The hypothalamus links the nervous system to the endocrine system, and it controls automatic processes like hunger, thirst, sleep, fatigue and body temperature.

Beatty’s tumor touching his hypothalamus may have been responsible for his first symptom of trouble brewing. “I stopped sweating,” he said.  “At first I didn’t notice or pay attention to the lack of sweat, but then my body overheated and I passed out.”

When that happened Beatty was in the animal shelter area of the Snowflake/Taylor Police Department, where he works as an animal control officer.  “I was alone,” he said, “so when I woke up, I called for help and they sent an ambulance.”

It took a while to figure out what was wrong.  “At first they thought I was just dehydrated, but I went to my family doctor for a bunch of tests.  He couldn’t find anything, so he sent me to an endocrinologist who tested my thyroid and adrenal glands. That didn’t show anything either, so the endocrinologist ordered an MRI and that’s when the tumor was spotted.”

His endocrinologist referred him to John C. Lincoln and Dr. Yusupov, who was “excellent,” Beatty said. “His attention to detail, his bedside manner were really reassuring.  He is so personable.”

Dr. Yusupov was also determined to make sure Beatty came out of surgery in the best possible condition so he could return to his family.

He used John C. Lincoln’s sophisticated computer mapping system to precisely locate Beatty’s tumor. The computer program correlates photographic images of passive markers glued to the patient’s scalp with MRI images of the patient’s brain and displays three-dimensional images on a monitor so the neurosurgeon can see exactly how to best reach the tumor. 

“One of the challenges the mapping system illustrated is that the tumor was so deep in Paul’s brain,” Dr. Yusupov said. “Brain tissue doesn’t react well when it is disturbed. That’s why I didn’t want to take a standard route to the tumor. We would have had to disturb too much of the brain tissue and there could have been adverse effects.”

Instead, guided by a sophisticated surgical microscope, Dr. Yusupov accessed the tumor by going through Beatty’s forehead and frontal sinus cavity, outside of the dura.  He used the hospital’s Sonostar ultrasound technology to break down, or “debulk,” the tumor and then he vacuumed out the pieces of tumor tissue.

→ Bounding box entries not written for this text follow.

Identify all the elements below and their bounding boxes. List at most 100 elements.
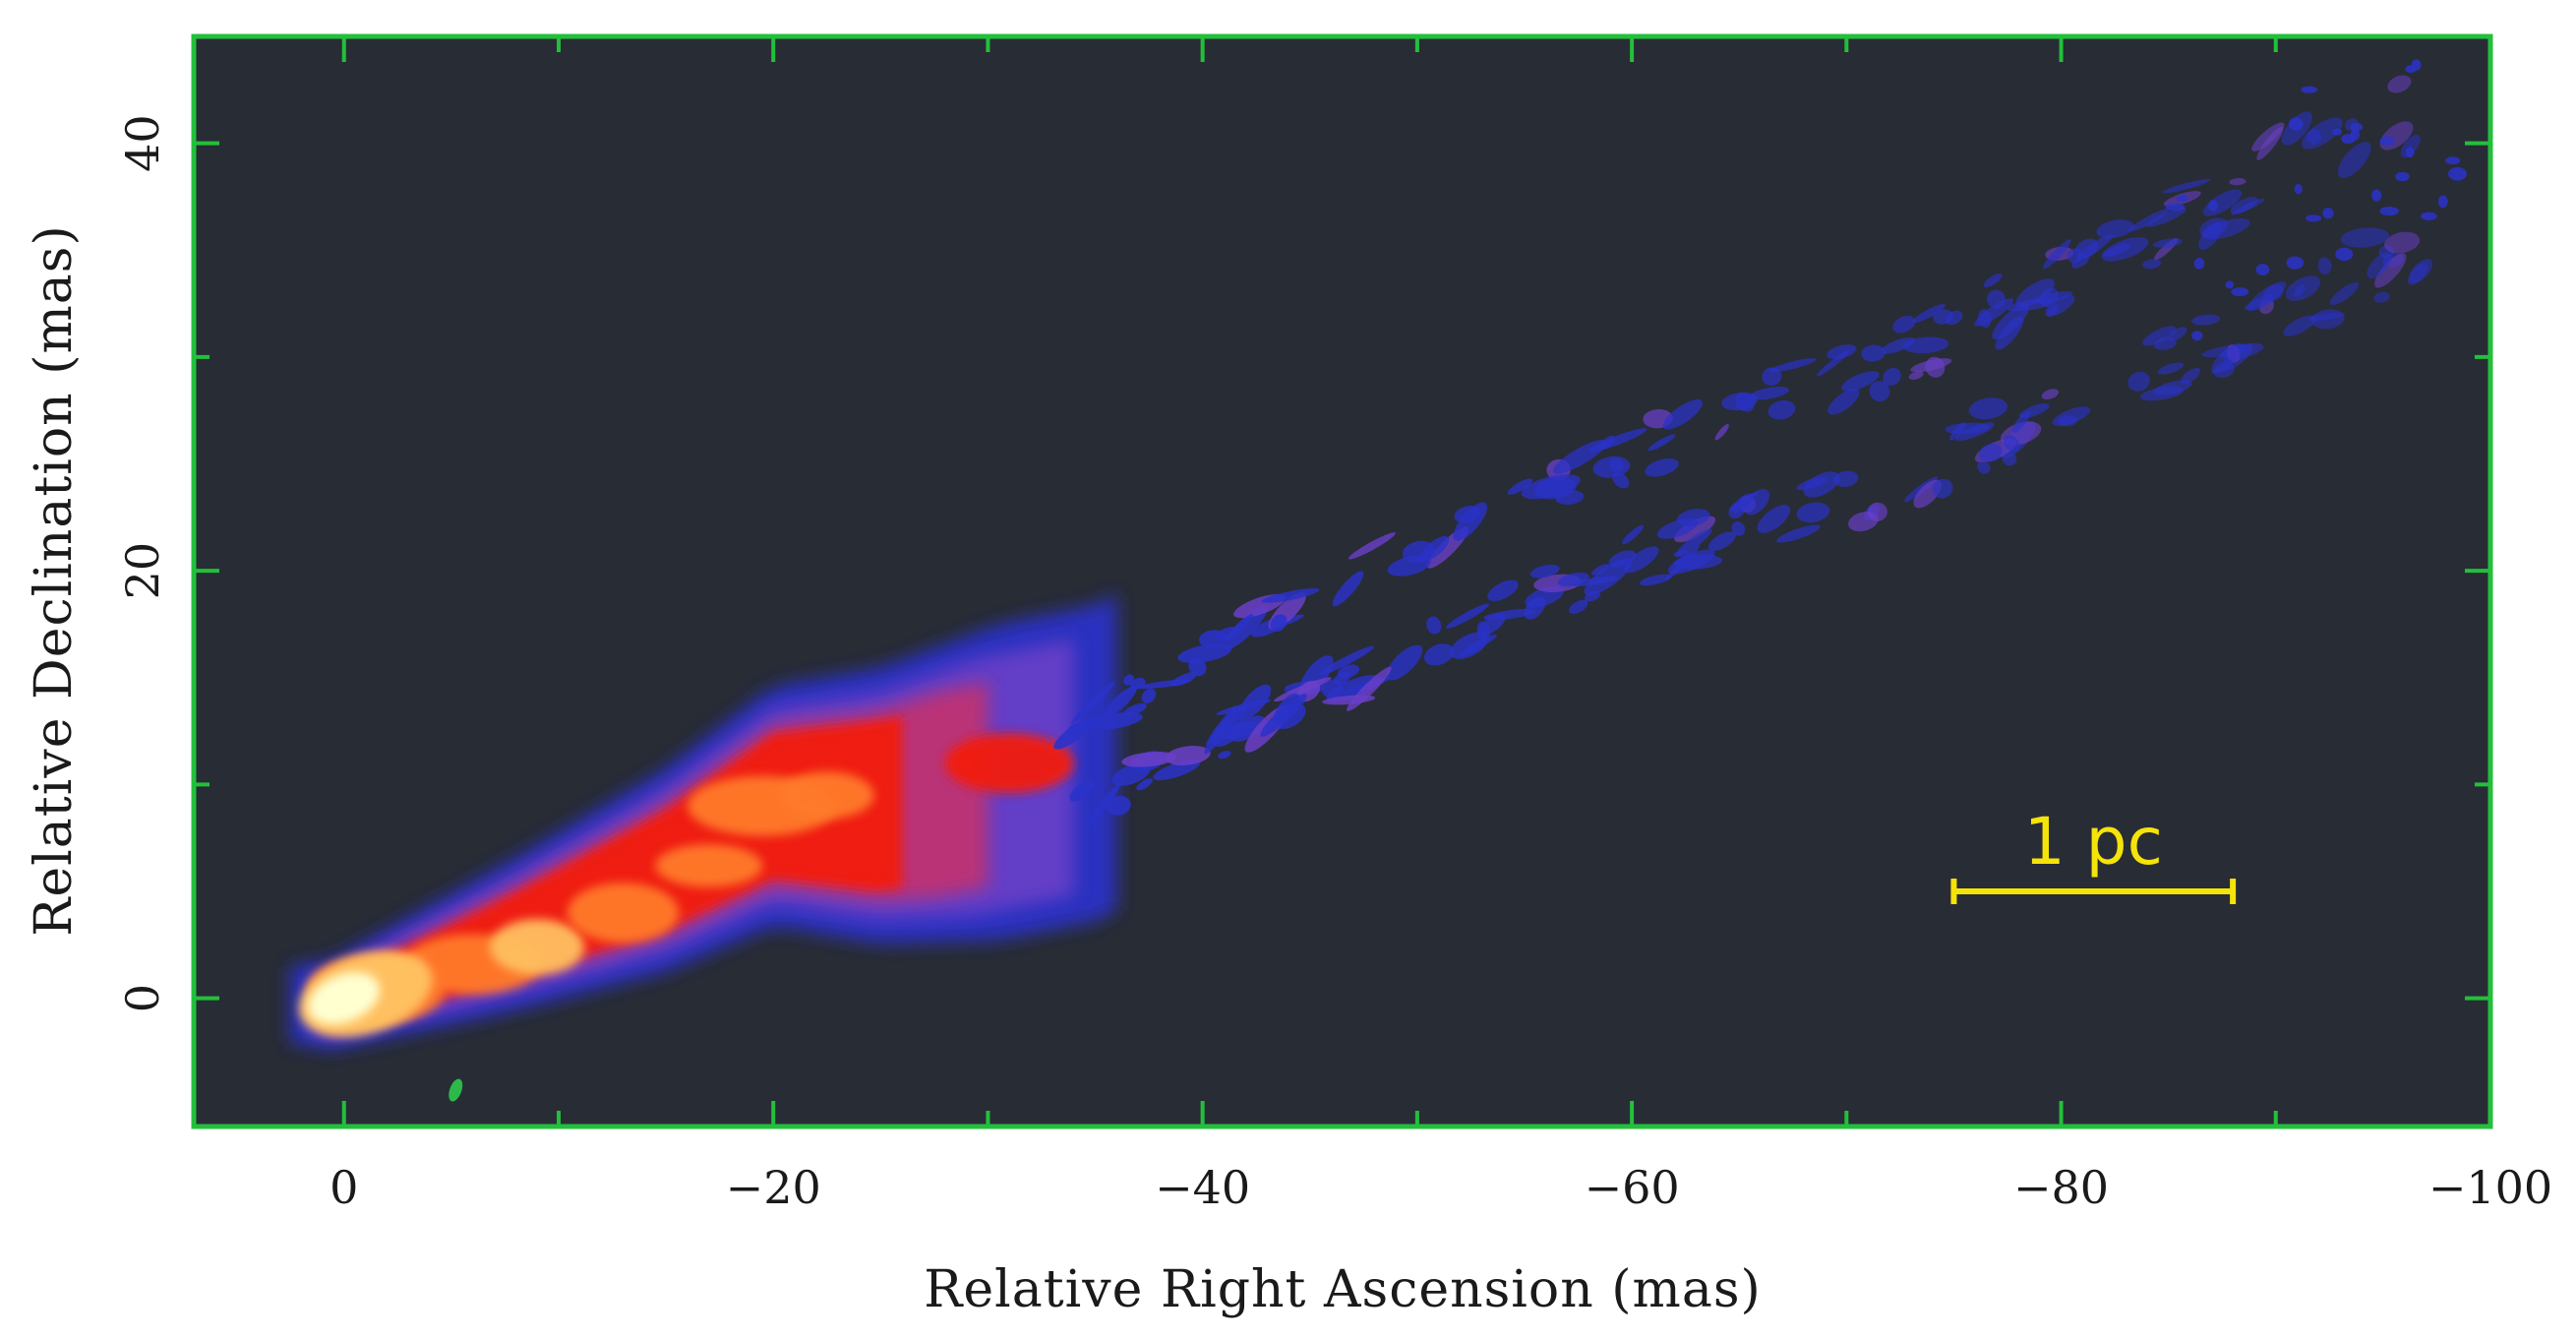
jet-diffuse-blob bbox=[1121, 751, 1176, 767]
jet-diffuse-blob bbox=[1454, 505, 1481, 523]
jet-diffuse-blob bbox=[1177, 643, 1232, 663]
jet-diffuse-blob bbox=[1728, 491, 1759, 512]
jet-diffuse-blob bbox=[1647, 434, 1676, 452]
jet-diffuse-blob bbox=[2015, 278, 2055, 308]
jet-diffuse-blob bbox=[2157, 362, 2185, 375]
y-tick-label-group-0: 0 bbox=[116, 984, 169, 1012]
jet-diffuse-blob bbox=[1260, 694, 1307, 737]
jet-faint-speck bbox=[2286, 256, 2305, 270]
jet-diffuse-blob bbox=[1744, 488, 1770, 516]
jet-diffuse-blob bbox=[1590, 564, 1609, 576]
x-tick-label--60: −60 bbox=[1585, 1161, 1680, 1214]
jet-diffuse-blob bbox=[1995, 316, 2024, 350]
plot-frame bbox=[191, 33, 2493, 1129]
jet-diffuse-blob bbox=[2153, 336, 2177, 350]
jet-diffuse-blob bbox=[1749, 387, 1790, 400]
jet-diffuse-blob bbox=[1261, 588, 1320, 603]
jet-faint-speck bbox=[2445, 156, 2461, 165]
jet-diffuse-blob bbox=[2283, 315, 2316, 336]
jet-diffuse-blob bbox=[1321, 679, 1344, 699]
jet-diffuse-blob bbox=[1714, 423, 1729, 441]
jet-diffuse-blob bbox=[2191, 314, 2221, 326]
jet-diffuse-blob bbox=[1757, 505, 1791, 533]
jet-diffuse-blob bbox=[1529, 564, 1560, 579]
jet-diffuse-blob bbox=[2146, 208, 2187, 227]
jet-diffuse-blob bbox=[1645, 458, 1679, 477]
x-tick-label--100: −100 bbox=[2428, 1161, 2552, 1214]
jet-diffuse-blob bbox=[1735, 393, 1755, 412]
jet-diffuse-blob bbox=[1983, 273, 2003, 288]
jet-diffuse-blob bbox=[1827, 389, 1860, 415]
jet-diffuse-blob bbox=[1450, 632, 1488, 660]
jet-faint-speck bbox=[2208, 200, 2219, 212]
jet-diffuse-blob bbox=[1910, 358, 1952, 373]
jet-diffuse-blob bbox=[2074, 238, 2099, 259]
radio-jet-emission bbox=[290, 59, 2467, 1102]
jet-diffuse-blob bbox=[2153, 238, 2183, 248]
x-tick-label-0: 0 bbox=[329, 1161, 358, 1214]
scale-bar: 1 pc bbox=[1950, 804, 2237, 905]
jet-diffuse-blob bbox=[2101, 237, 2149, 262]
jet-diffuse-blob bbox=[2340, 227, 2390, 248]
jet-diffuse-blob bbox=[1731, 520, 1746, 536]
jet-diffuse-blob bbox=[2231, 198, 2265, 215]
jet-diffuse-blob bbox=[1170, 672, 1198, 687]
jet-diffuse-blob bbox=[1507, 478, 1533, 495]
jet-diffuse-blob bbox=[1426, 616, 1442, 635]
jet-diffuse-blob bbox=[1848, 511, 1879, 532]
y-tick-label-40: 40 bbox=[116, 114, 169, 172]
jet-diffuse-blob bbox=[1083, 782, 1121, 831]
jet-faint-speck bbox=[2379, 136, 2395, 146]
jet-diffuse-blob bbox=[1883, 367, 1901, 387]
jet-faint-speck bbox=[2255, 264, 2270, 276]
jet-diffuse-blob bbox=[1662, 399, 1704, 430]
jet-diffuse-blob bbox=[2096, 219, 2134, 239]
jet-diffuse-blob bbox=[1067, 723, 1081, 735]
jet-diffuse-blob bbox=[2306, 129, 2322, 145]
jet-diffuse-blob bbox=[1869, 381, 1890, 402]
jet-diffuse-blob bbox=[2007, 298, 2054, 312]
jet-diffuse-blob bbox=[1198, 630, 1228, 648]
jet-diffuse-blob bbox=[2198, 221, 2223, 251]
jet-diffuse-blob bbox=[2408, 262, 2428, 285]
jet-diffuse-blob bbox=[1419, 535, 1450, 562]
jet-diffuse-blob bbox=[1861, 344, 1886, 362]
jet-diffuse-blob bbox=[1840, 371, 1880, 392]
jet-diffuse-blob bbox=[2308, 312, 2345, 321]
jet-faint-speck bbox=[2379, 206, 2399, 216]
jet-diffuse-blob bbox=[2168, 327, 2187, 341]
y-tick-label-0: 0 bbox=[116, 984, 169, 1012]
jet-diffuse-blob bbox=[1165, 746, 1211, 765]
jet-diffuse-blob bbox=[1968, 397, 2008, 420]
jet-diffuse-blob bbox=[1332, 571, 1364, 607]
jet-knot-6 bbox=[944, 733, 1074, 794]
jet-diffuse-blob bbox=[1348, 532, 1396, 560]
jet-diffuse-blob bbox=[1827, 344, 1857, 360]
jet-diffuse-blob bbox=[2003, 435, 2020, 452]
jet-diffuse-blob bbox=[1585, 590, 1601, 602]
jet-diffuse-blob bbox=[2047, 304, 2059, 317]
jet-diffuse-blob bbox=[1932, 478, 1953, 499]
jet-diffuse-blob bbox=[1707, 531, 1736, 551]
jet-diffuse-blob bbox=[2210, 342, 2244, 374]
jet-diffuse-blob bbox=[1569, 599, 1588, 614]
jet-faint-speck bbox=[2176, 195, 2188, 203]
jet-diffuse-blob bbox=[1238, 684, 1272, 720]
x-axis-title: Relative Right Ascension (mas) bbox=[924, 1260, 1762, 1319]
jet-diffuse-blob bbox=[1104, 686, 1137, 718]
jet-diffuse-blob bbox=[1676, 528, 1712, 556]
jet-diffuse-blob bbox=[2373, 291, 2390, 303]
jet-diffuse-blob bbox=[1592, 456, 1631, 478]
jet-diffuse-blob bbox=[1796, 502, 1830, 523]
jet-diffuse-blob bbox=[2018, 403, 2050, 418]
jet-faint-speck bbox=[2341, 134, 2356, 145]
jet-diffuse-blob bbox=[1069, 778, 1095, 802]
jet-diffuse-blob bbox=[1833, 470, 1859, 488]
jet-faint-speck bbox=[2437, 195, 2448, 209]
jet-diffuse-blob bbox=[1084, 712, 1143, 731]
jet-diffuse-blob bbox=[1977, 460, 1991, 474]
jet-diffuse-blob bbox=[1949, 422, 1966, 441]
jet-faint-speck bbox=[2193, 258, 2205, 270]
jet-diffuse-blob bbox=[2052, 406, 2091, 427]
jet-diffuse-blob bbox=[2041, 389, 2060, 400]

“It was nerve-wracking,” Dr. Yusupov said. “Usually doctors try to keep from becoming too attached to patients so we can maintain perspective. But there was an emotional component to this case. Paul is such a nice guy, and his wife was so grateful. There was just no room for error.”

And for Beatty, his wife, their 12 kids and three grandchildren, that’s the way it turned out. Beatty left the hospital just a few days after surgery and is home recovering, three months later.  “Dr. Yusupov told me to take it slow, not to push myself, and I’m trying to do that,” Beatty said.

He said while “overall I feel pretty good,” he confessed there are good days and bad days.  “I put on a good face for the kids. We use a lot of humor to cut through the stress.”

“People don’t realize how stressful brain surgery is for patients,” Dr. Yusupov said. “In many ways, the stress level is equal to getting hit by a truck. The body’s post-surgical caloric demand can surge up to 5000 calories a day. People have to give themselves time to recover before trying to return to all the things they did before they went into the hospital.”

A major factor getting the family through the surgical and recovery process, Beatty said, “was our church and community.  We have had such great support – they brought dinner for the kids every night that my wife was with me in the hospital and they’ve been there with us every step of the way.”